Media outlets throughout the nation picked up the Rudolph story and broadcast our campaign via newspapers, blogs, TV networks and talk radio. Reader and viewer response is overwhelmingly supportive of the Rudolphs’ careful planning and rational decision to achieve a planned death by voluntarily stopping eating and drinking (VSED). Most Americans believe Dorothy and Armond, after a long, hard-working and fruitful life together, had earned the right to die on their own terms.
Knowledge and planning are key. We’re thrilled so many people are calling and writing for information on VSED and other peaceful, legal end-of-life options. We’re sending packets throughout the nation and hosting community forums across Colorado. We do this without charge and hope additional funding will enable Neil to make community presentations in as many states as possible. We’re especially focused on residents, and prospective residents, of assisted-living facilities because the Rudolph family was evicted from their senior community when administrators knew their plan. We have tools to help prevent that pitfall and others.
It’s dreadful to read of an elderly individual or couple who acted alone and in secret when they saw their lives narrowing and diminishing by the day. They might have seen calamity approach in the form of imminent dementia or increasingly invasive and ultimately useless medical interventions. They probably contemplated their options without input from healthcare professionals. With alarming frequency they turn to a gun or other violence, their loved ones left confused, grief-stricken, guilt-ridden and ashamed of the family tragedy.
Grief is unavoidable when a loved one dies. But comprehensive information and careful planning can prevent the bitterness, confusion, recrimination and emotional scarring that so often follow a violent death. We all need to hear how the elderly and ailing feel about losing the things that give their lives meaning and purpose. Families must put their own needs aside and listen when someone says they are ready to die.

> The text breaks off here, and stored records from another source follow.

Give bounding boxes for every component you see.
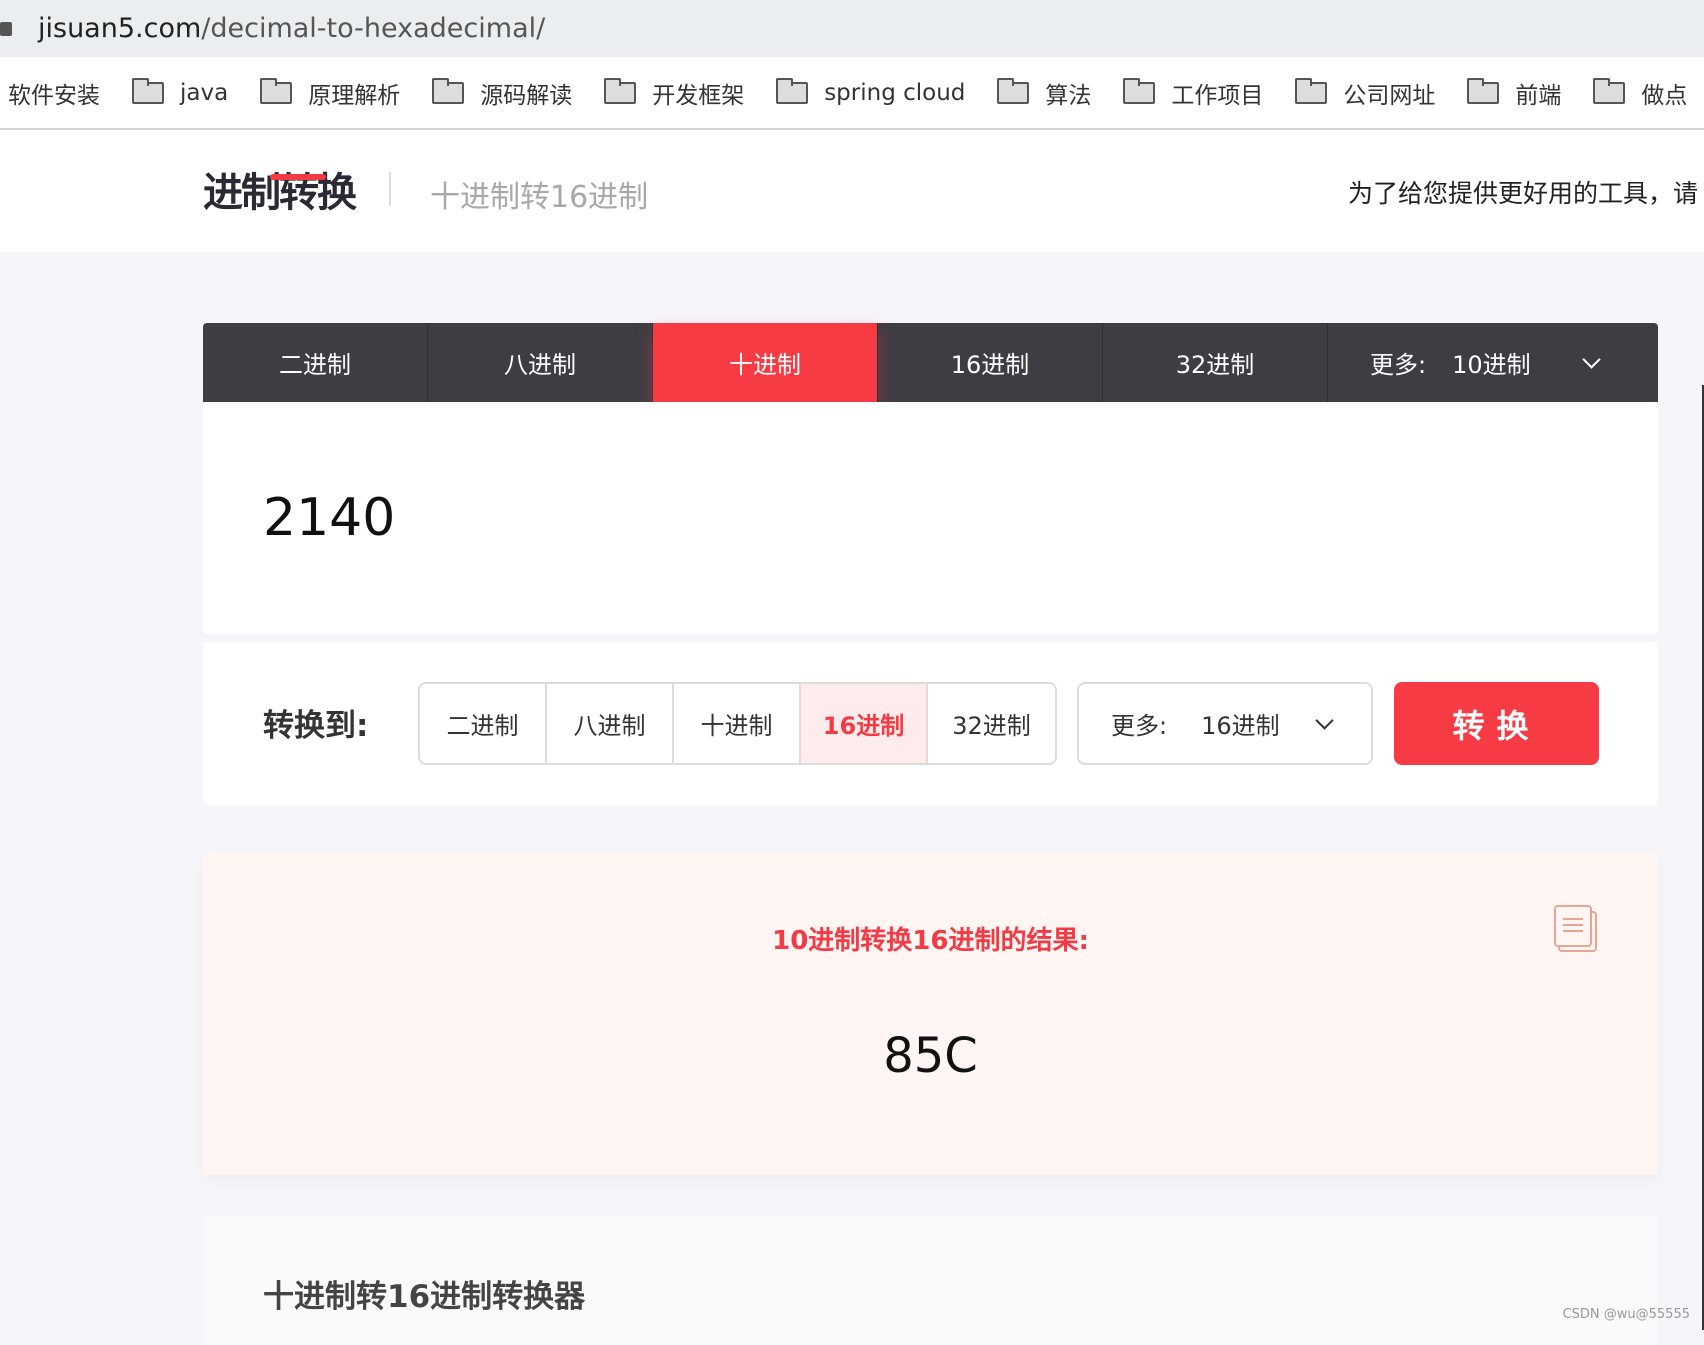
tab-decimal[interactable]: 十进制 bbox=[653, 323, 878, 402]
bookmark-label: 软件安装 bbox=[8, 82, 100, 109]
input-card: 2140 bbox=[203, 402, 1658, 634]
chevron-down-icon bbox=[1582, 349, 1601, 369]
site-logo[interactable]: 进制转换 bbox=[203, 160, 357, 218]
folder-icon bbox=[604, 77, 637, 104]
folder-icon bbox=[997, 77, 1030, 104]
tab-base32[interactable]: 32进制 bbox=[1103, 323, 1328, 402]
bookmark-item[interactable]: 源码解读 bbox=[432, 76, 572, 110]
folder-icon bbox=[1467, 77, 1500, 104]
header-notice: 为了给您提供更好用的工具，请 bbox=[1348, 179, 1699, 208]
info-title: 十进制转16进制转换器 bbox=[263, 1279, 586, 1315]
convert-button[interactable]: 转换 bbox=[1394, 682, 1599, 765]
tab-more-dropdown[interactable]: 更多: 10进制 bbox=[1328, 323, 1658, 402]
site-header: 进制转换 十进制转16进制 为了给您提供更好用的工具，请 bbox=[0, 130, 1704, 252]
result-value: 85C bbox=[883, 1028, 978, 1084]
bookmark-item[interactable]: 前端 bbox=[1467, 76, 1561, 110]
tab-octal[interactable]: 八进制 bbox=[428, 323, 653, 402]
bookmark-label: 开发框架 bbox=[652, 82, 745, 109]
bookmark-item[interactable]: 做点 bbox=[1593, 76, 1687, 110]
header-divider bbox=[389, 172, 391, 206]
number-input[interactable]: 2140 bbox=[263, 488, 395, 548]
more-label: 更多: bbox=[1370, 351, 1427, 379]
from-base-tabs: 二进制 八进制 十进制 16进制 32进制 更多: 10进制 bbox=[203, 323, 1658, 402]
folder-icon bbox=[132, 77, 164, 104]
bookmark-label: 算法 bbox=[1045, 82, 1092, 109]
url-text[interactable]: jisuan5.com/decimal-to-hexadecimal/ bbox=[38, 13, 545, 44]
target-decimal[interactable]: 十进制 bbox=[674, 684, 801, 763]
convert-to-label: 转换到: bbox=[263, 708, 369, 744]
bookmark-item[interactable]: 开发框架 bbox=[604, 76, 744, 110]
target-hex[interactable]: 16进制 bbox=[801, 684, 928, 763]
bookmark-label: 工作项目 bbox=[1171, 82, 1264, 109]
target-base32[interactable]: 32进制 bbox=[928, 684, 1055, 763]
folder-icon bbox=[260, 77, 293, 104]
bookmark-label: 源码解读 bbox=[480, 82, 573, 109]
bookmark-item[interactable]: 工作项目 bbox=[1123, 76, 1263, 110]
more-value: 16进制 bbox=[1201, 712, 1280, 740]
tab-binary[interactable]: 二进制 bbox=[203, 323, 428, 402]
url-host: jisuan5.com bbox=[38, 13, 202, 44]
bookmark-item[interactable]: 原理解析 bbox=[260, 76, 400, 110]
info-card: 十进制转16进制转换器 bbox=[203, 1215, 1658, 1345]
folder-icon bbox=[1295, 77, 1328, 104]
target-more-dropdown[interactable]: 更多: 16进制 bbox=[1077, 682, 1373, 765]
bookmark-label: java bbox=[180, 79, 229, 106]
target-octal[interactable]: 八进制 bbox=[547, 684, 674, 763]
more-label: 更多: bbox=[1111, 712, 1168, 740]
bookmark-label: 前端 bbox=[1515, 82, 1562, 109]
folder-icon bbox=[432, 77, 465, 104]
folder-icon bbox=[1123, 77, 1156, 104]
bookmark-item[interactable]: 公司网址 bbox=[1295, 76, 1435, 110]
chevron-down-icon bbox=[1315, 710, 1334, 730]
bookmark-label: 公司网址 bbox=[1343, 82, 1436, 109]
tab-hex[interactable]: 16进制 bbox=[878, 323, 1103, 402]
convert-card: 转换到: 二进制 八进制 十进制 16进制 32进制 更多: 16进制 转换 bbox=[203, 642, 1658, 805]
more-value: 10进制 bbox=[1452, 351, 1531, 379]
bookmark-label: 做点 bbox=[1641, 82, 1688, 109]
logo-arrow-icon bbox=[270, 174, 326, 180]
folder-icon bbox=[776, 77, 809, 104]
url-path: /decimal-to-hexadecimal/ bbox=[201, 13, 546, 44]
bookmarks-bar: 软件安装 java 原理解析 源码解读 开发框架 spring cloud 算法 工作项目 公司… bbox=[0, 57, 1704, 130]
result-card: 10进制转换16进制的结果: 85C bbox=[203, 852, 1658, 1175]
folder-icon bbox=[1593, 77, 1626, 104]
target-binary[interactable]: 二进制 bbox=[420, 684, 547, 763]
lock-icon bbox=[0, 21, 12, 36]
bookmark-item[interactable]: spring cloud bbox=[776, 77, 966, 106]
bookmark-item[interactable]: 算法 bbox=[997, 76, 1091, 110]
bookmark-item[interactable]: 软件安装 bbox=[8, 76, 100, 110]
result-title: 10进制转换16进制的结果: bbox=[772, 926, 1089, 956]
bookmark-item[interactable]: java bbox=[132, 77, 229, 106]
watermark: CSDN @wu@55555 bbox=[1562, 1307, 1690, 1322]
address-bar[interactable]: jisuan5.com/decimal-to-hexadecimal/ bbox=[0, 0, 1704, 57]
target-base-group: 二进制 八进制 十进制 16进制 32进制 bbox=[418, 682, 1057, 765]
bookmark-label: 原理解析 bbox=[308, 82, 401, 109]
copy-icon[interactable] bbox=[1554, 905, 1598, 953]
page-subtitle: 十进制转16进制 bbox=[430, 180, 649, 215]
bookmark-label: spring cloud bbox=[824, 79, 966, 106]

Medical professionals should hold alarm and judgment in check when an elderly patient, spiraling downward in deteriorating health, hints that ending life now might be preferable to continued decline, and likely suffering and dying under intensive hospital care. Labeling such patients “suicidal” and locking them in a psychiatric ward is not an appropriate response. Doctors should be willing to engage in an intimate and rational discussion of how they might manage medical care with peaceful death as the desired outcome. Is there a pacemaker or implanted cardiac device they could deactivate? Could they discontinue critical medication or treatments and mitigate distressing symptoms? Would they provide supportive comfort care to ease the symptoms of dehydration that follow refusal of food and fluids?
Our “Peace at Life’s End — Anywhere” campaign includes important information for doctors, but it’s really aimed at healthcare consumers. Compassion & Choices offers individual consultation to anyone rationally seeking a peaceful death. But ultimately we can’t serve everyone in need of such intensive inquiry and consultation. We hope to awaken and empower people with the knowledge that their own doctor has the ability and legal authority to manage a peaceful death. Unfortunately, it’s a responsibility too many doctors have shirked for far too long. Armed with knowledge, patients will change their expectations of the medical profession. Gradually, we anticipate people will feel comfortable openly asking for their doctors’ expertise to help them safely navigate their final mortal journey.
When those conversations happen routinely, we’ll see fewer self-inflicted gun deaths among the elderly and infirm. Then families will be able to sit beside their loved ones as they leave this earth in a way that reflects and honors the values they lived by. And like Neil Rudolph, they will grieve loss of the beloved, but rejoice in the peace and dignity with which they left.